R/data.table: separate columns and count occurrences

我有一个很大的 data.table(这里只显示五行)。

1
2
3
4
5
6

taxpath N
Bacteroidetes; Flavobacteriia; Flavobacteriales; Flavobacteriaceae; Formosa; Formosa sp. Hel3_A1_48; 57
Bacteroidetes; Flavobacteriia; Flavobacteriales; Cryomorphaceae; NA; Cryomorphaceae bacterium BACL29 MAG-121220-bin8; 54
Proteobacteria; Alphaproteobacteria; Pelagibacterales; Pelagibacteraceae; Candidatus Pelagibacter; NA; 53
Proteobacteria; Alphaproteobacteria; Pelagibacterales; NA; NA; NA; 41
Planctomycetes; NA; NA; NA; NA; Planctomycetes bacterium TMED84; 41

第一列是taxpath(门、纲、目、科、属、种从左到右)，第二列是N，每条税路出现的频率。

我想做的是用分号分隔每个税路并使用第一个条目。

我想计算每个门等级(第一等级，即拟杆菌门、变形菌门或平面霉菌门)出现的频率。但是，此数字应乘以 N 列中的值。

所以，我所期望的或多或少是这样的。

1
2
3
4

phylum Nnew
Bacteriodetes 111
Proteobacteria 94
Planctomycetes 41

你能帮我如何在列中进行拆分，并且 – 我想 – group-by 与列 N 相乘吗？

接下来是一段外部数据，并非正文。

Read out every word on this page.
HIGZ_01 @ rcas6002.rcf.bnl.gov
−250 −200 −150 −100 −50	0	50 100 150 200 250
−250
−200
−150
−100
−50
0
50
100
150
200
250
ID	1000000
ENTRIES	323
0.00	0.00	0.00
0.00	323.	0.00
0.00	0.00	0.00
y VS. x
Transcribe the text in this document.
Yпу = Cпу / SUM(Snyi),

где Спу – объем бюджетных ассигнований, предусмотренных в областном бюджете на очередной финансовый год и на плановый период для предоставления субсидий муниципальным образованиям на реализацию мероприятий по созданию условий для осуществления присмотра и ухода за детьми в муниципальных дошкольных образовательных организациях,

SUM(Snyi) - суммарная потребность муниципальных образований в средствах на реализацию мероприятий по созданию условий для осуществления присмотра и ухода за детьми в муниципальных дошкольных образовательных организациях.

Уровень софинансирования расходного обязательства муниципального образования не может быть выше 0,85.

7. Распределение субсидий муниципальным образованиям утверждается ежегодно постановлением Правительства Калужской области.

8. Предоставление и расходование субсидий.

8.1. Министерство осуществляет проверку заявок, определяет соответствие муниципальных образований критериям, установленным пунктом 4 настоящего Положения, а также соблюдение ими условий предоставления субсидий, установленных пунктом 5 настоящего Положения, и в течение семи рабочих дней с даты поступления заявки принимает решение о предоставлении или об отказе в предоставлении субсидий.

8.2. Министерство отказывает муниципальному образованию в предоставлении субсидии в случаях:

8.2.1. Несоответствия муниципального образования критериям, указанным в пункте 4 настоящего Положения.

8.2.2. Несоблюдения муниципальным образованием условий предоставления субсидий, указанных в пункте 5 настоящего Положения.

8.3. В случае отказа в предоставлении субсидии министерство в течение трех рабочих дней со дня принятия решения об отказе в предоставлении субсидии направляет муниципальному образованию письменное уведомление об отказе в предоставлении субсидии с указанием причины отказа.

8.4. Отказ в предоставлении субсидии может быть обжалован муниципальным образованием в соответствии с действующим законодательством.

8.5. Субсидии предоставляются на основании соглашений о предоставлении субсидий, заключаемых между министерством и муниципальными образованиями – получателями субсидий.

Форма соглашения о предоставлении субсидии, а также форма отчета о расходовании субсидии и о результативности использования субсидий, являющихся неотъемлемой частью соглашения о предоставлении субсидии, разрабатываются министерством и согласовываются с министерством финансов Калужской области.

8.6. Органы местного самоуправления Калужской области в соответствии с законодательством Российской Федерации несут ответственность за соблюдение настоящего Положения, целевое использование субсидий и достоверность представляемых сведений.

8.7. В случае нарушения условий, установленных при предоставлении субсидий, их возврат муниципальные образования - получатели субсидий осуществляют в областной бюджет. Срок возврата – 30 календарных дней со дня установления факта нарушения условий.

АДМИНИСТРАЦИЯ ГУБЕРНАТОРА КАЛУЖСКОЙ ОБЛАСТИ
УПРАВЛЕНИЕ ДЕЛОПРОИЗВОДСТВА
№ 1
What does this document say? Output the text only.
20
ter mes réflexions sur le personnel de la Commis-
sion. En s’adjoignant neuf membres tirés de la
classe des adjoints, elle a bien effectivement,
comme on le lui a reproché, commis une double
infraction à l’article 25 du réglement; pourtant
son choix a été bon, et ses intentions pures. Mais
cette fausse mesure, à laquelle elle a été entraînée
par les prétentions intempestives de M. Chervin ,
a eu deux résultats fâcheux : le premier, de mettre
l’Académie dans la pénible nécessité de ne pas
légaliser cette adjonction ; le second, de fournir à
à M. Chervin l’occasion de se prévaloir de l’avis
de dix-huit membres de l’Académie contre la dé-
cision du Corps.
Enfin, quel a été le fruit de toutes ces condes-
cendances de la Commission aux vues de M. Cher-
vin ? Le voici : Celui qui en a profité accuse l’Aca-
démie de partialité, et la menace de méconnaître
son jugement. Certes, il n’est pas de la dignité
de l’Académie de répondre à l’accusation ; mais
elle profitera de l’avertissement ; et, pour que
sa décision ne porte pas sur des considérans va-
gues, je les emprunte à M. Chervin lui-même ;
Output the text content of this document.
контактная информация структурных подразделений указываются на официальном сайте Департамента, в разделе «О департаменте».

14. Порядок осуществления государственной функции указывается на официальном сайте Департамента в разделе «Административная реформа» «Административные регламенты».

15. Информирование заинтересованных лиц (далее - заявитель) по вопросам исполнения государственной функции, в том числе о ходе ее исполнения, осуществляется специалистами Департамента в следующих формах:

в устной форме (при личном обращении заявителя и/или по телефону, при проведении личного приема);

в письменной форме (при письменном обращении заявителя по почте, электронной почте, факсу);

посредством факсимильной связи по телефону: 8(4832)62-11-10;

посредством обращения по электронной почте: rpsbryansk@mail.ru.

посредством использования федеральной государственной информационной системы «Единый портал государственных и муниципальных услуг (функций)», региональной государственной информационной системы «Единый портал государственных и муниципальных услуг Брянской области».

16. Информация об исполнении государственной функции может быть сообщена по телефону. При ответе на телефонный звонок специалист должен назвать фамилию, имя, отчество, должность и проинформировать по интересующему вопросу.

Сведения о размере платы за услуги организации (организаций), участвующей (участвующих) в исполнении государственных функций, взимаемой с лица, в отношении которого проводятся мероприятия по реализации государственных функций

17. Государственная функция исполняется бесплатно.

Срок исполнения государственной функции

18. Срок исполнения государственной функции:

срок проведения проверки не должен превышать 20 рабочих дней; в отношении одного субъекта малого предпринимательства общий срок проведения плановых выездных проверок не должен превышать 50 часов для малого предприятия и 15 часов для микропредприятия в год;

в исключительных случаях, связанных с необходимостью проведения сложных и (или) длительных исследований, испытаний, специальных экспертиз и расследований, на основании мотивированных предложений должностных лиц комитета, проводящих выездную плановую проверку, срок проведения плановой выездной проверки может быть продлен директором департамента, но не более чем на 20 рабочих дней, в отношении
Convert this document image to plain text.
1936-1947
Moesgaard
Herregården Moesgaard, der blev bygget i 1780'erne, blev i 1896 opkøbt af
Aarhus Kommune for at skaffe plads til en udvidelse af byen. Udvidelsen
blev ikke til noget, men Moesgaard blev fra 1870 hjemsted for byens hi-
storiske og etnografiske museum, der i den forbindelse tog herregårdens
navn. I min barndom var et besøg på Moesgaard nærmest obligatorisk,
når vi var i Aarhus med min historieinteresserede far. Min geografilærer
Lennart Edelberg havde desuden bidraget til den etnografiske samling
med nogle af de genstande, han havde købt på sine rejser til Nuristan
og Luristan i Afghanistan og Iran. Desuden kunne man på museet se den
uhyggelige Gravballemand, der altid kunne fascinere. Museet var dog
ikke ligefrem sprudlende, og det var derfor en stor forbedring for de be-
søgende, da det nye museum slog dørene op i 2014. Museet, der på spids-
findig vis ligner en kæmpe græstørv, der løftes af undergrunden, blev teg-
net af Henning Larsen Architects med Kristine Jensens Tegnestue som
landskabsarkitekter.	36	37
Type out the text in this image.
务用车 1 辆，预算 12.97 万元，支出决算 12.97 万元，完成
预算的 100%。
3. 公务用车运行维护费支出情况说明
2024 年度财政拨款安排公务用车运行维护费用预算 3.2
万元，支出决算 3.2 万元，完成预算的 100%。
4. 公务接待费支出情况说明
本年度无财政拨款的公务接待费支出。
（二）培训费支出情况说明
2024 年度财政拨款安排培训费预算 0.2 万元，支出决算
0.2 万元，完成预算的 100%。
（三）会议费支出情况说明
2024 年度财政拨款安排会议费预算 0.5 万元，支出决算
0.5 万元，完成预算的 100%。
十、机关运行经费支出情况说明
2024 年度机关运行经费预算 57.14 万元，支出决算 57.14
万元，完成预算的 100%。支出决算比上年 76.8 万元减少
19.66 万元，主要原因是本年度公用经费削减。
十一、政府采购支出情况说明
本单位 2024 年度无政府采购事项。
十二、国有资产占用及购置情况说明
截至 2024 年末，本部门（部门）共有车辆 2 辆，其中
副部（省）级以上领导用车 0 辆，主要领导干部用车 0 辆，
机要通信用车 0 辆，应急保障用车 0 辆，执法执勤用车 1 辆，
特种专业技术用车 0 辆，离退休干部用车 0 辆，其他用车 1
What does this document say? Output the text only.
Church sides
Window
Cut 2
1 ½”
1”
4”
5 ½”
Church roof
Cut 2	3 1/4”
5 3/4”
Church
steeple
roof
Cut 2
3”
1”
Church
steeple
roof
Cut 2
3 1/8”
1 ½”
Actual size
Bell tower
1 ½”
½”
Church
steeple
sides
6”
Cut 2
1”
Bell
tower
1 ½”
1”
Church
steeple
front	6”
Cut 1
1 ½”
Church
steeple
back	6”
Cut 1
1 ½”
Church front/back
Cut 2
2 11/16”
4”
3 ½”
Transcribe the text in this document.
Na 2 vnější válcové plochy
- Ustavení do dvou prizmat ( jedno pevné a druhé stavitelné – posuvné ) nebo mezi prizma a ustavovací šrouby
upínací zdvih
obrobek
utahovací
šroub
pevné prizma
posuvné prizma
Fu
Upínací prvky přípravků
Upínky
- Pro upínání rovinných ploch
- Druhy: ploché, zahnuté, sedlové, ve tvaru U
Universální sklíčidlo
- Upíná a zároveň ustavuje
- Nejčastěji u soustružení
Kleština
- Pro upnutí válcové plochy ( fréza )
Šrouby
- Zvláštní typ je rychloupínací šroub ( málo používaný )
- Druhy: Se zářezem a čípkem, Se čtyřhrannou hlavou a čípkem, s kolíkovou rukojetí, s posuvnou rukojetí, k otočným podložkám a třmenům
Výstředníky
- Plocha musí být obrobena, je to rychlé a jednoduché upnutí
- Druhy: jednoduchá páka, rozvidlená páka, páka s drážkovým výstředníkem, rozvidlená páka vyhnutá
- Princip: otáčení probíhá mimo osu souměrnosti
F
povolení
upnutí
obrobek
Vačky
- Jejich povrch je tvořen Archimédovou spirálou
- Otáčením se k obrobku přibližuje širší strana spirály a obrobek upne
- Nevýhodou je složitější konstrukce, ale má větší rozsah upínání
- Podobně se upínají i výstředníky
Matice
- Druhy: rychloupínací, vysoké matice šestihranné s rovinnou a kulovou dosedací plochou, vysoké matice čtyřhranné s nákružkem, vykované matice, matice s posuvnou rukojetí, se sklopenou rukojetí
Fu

(PS：稍后，我也想对列 taxpath 中的其他元素也这样做，但我认为将其分配到单独的表中更容易)

相关讨论

问题的第二部分不清楚。你能显示预期
例如，Proteobacteria 出现在两行(第 3 行和第 8 行)中。第 3 行的值为 53，第 8 行的值为 41。我期望的输出是 column phylum 具有条目 proteobacteria，而 Nnew 列的值为 94(53 41)。清楚我的意思吗？
你能检查更新的代码吗
根据示例，我得到 Bacteriodetes 为 326
谢谢，我已将输入数据缩短为 5 行而不是 10 行。
没问题，我的输出是基于你之前展示的 10 行
太好了，非常感谢。

这个标记为 data.table 所以这里是一个简单的 data.table 解决方案。

1
2
3
4
5
6

library(data.table)
DT[, .(Nnew = sum(N)), by = sub(“;.*”,””, taxpath)]
# sub Nnew
# 1: Bacteroidetes 111
# 2: Proteobacteria 94
# 3: Planctomycetes 41

我们在 by 语句中动态提取 taxpath 的第一部分时基本上对 N 求和

数据

1
2
3
4
5
6

DT <- fread(“taxpath\\t N
Bacteroidetes; Flavobacteriia; Flavobacteriales; Flavobacteriaceae; Formosa; Formosa sp. Hel3_A1_48;\\t 57
Bacteroidetes; Flavobacteriia; Flavobacteriales; Cryomorphaceae; NA; Cryomorphaceae bacterium BACL29 MAG-121220-bin8;\\t 54
Proteobacteria; Alphaproteobacteria; Pelagibacterales; Pelagibacteraceae; Candidatus Pelagibacter; NA;\\t 53
Proteobacteria; Alphaproteobacteria; Pelagibacterales; NA; NA; NA;\\t 41
Planctomycetes; NA; NA; NA; NA; Planctomycetes bacterium TMED84;\\t 41″)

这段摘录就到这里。